On 07/24/2017 08:33 AM, bruce wrote:
> Hi.
> 
> I've seen sites discuss decorators, as functions that "wrap" and
> return functions.
> 
> But, I'm sooo confuzed! My real question though, can a decorator have
> multiple internal functions? All the examples I've seen so far have a
> single internal function.
> 
> And, if a decorator can have multiple internal functions, how would
> the calling sequence work?
> 
> But as a start, if you have pointers to any really "basic" step by
> step sites/examples I can look at, I'd appreciate it. I suspect I'm
> getting flumoxed by something simple.

wrap and return are not two distinct things, they're part of the same
process...  the general concept is that a decorator changes the result
of a function without modifying the function itself by returning a new
function object which does some other stuff in addition to running the
code of the original function object.

This is a really simple wrapper:

def my_decorator(some_function):
    def wrapper():
        print("Stuff happening before some_function() is called.")
        some_function()
        print("Stuff after some_function() is called.")
    return wrapper

If you have an unwrapped function:

def foo():
    print "This is the unwrapped function"
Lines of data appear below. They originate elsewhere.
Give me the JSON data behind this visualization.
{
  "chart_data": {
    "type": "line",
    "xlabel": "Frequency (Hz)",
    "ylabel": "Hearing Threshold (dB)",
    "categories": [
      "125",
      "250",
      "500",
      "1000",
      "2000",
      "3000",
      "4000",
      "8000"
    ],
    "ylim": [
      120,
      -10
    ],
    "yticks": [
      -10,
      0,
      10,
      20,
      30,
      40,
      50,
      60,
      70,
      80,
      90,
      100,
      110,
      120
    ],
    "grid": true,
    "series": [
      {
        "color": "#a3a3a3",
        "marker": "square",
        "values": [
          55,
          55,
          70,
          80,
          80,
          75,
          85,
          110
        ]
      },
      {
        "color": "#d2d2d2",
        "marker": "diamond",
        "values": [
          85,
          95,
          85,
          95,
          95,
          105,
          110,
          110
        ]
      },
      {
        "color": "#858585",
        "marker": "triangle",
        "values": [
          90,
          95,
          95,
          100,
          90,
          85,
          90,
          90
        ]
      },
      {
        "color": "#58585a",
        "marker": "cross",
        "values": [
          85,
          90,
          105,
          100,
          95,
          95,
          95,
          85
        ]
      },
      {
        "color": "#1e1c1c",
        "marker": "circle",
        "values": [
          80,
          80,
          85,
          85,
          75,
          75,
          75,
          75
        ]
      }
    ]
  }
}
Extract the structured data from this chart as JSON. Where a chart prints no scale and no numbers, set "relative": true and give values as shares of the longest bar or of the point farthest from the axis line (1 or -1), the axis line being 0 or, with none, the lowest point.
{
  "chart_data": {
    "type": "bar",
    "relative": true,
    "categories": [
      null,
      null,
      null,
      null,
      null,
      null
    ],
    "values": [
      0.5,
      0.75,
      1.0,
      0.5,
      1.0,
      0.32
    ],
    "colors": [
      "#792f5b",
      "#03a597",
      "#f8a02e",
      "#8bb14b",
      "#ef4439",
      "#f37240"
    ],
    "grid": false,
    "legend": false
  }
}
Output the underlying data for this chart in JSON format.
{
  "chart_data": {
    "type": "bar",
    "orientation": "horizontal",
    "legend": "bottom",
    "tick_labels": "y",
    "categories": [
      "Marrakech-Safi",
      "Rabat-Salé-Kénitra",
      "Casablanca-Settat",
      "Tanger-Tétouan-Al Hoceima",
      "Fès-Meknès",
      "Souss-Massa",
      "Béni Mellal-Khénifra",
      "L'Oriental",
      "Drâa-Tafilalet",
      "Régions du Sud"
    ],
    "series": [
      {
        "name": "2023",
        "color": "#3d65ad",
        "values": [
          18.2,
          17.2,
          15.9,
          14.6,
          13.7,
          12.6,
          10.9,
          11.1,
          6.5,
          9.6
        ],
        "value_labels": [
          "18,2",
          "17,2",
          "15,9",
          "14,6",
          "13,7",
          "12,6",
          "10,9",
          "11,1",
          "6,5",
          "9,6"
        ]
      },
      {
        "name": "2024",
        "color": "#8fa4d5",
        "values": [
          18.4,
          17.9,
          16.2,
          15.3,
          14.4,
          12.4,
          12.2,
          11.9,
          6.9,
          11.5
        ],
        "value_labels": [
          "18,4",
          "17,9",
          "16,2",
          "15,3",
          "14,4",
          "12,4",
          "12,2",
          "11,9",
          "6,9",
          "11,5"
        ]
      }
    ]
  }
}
You can show this in action like this:

foo()
bar = my_decorator(foo)
bar()

function names are just handles to the function object, so the middle
line of those three is passing the original function object referred to
by foo to my_decorator, whose inner function returns a function object
which is runs some code before and after the original function.  If the
undecorated fuction does not need to be referred to, the previous often
gets written as:

foo = my_decorator(foo)
foo()

Now to add Python's magical decorator syntax:

@my_decorator
def bar():
    print "This is another unwrapped function"

bar()

So all the @my_decorator bit does is provide shorthand for the syntax

bar = my_decorator(bar)

Wasn't ultra-clear on your original question; if you wanted the
"happening before" and "happening after" to call out to other functions
instead of doing a print, you can. Is that what you mean by multiple
internal functions?

Does this clarify at all?

Do hunt some, there are some really good tutorials on decorators.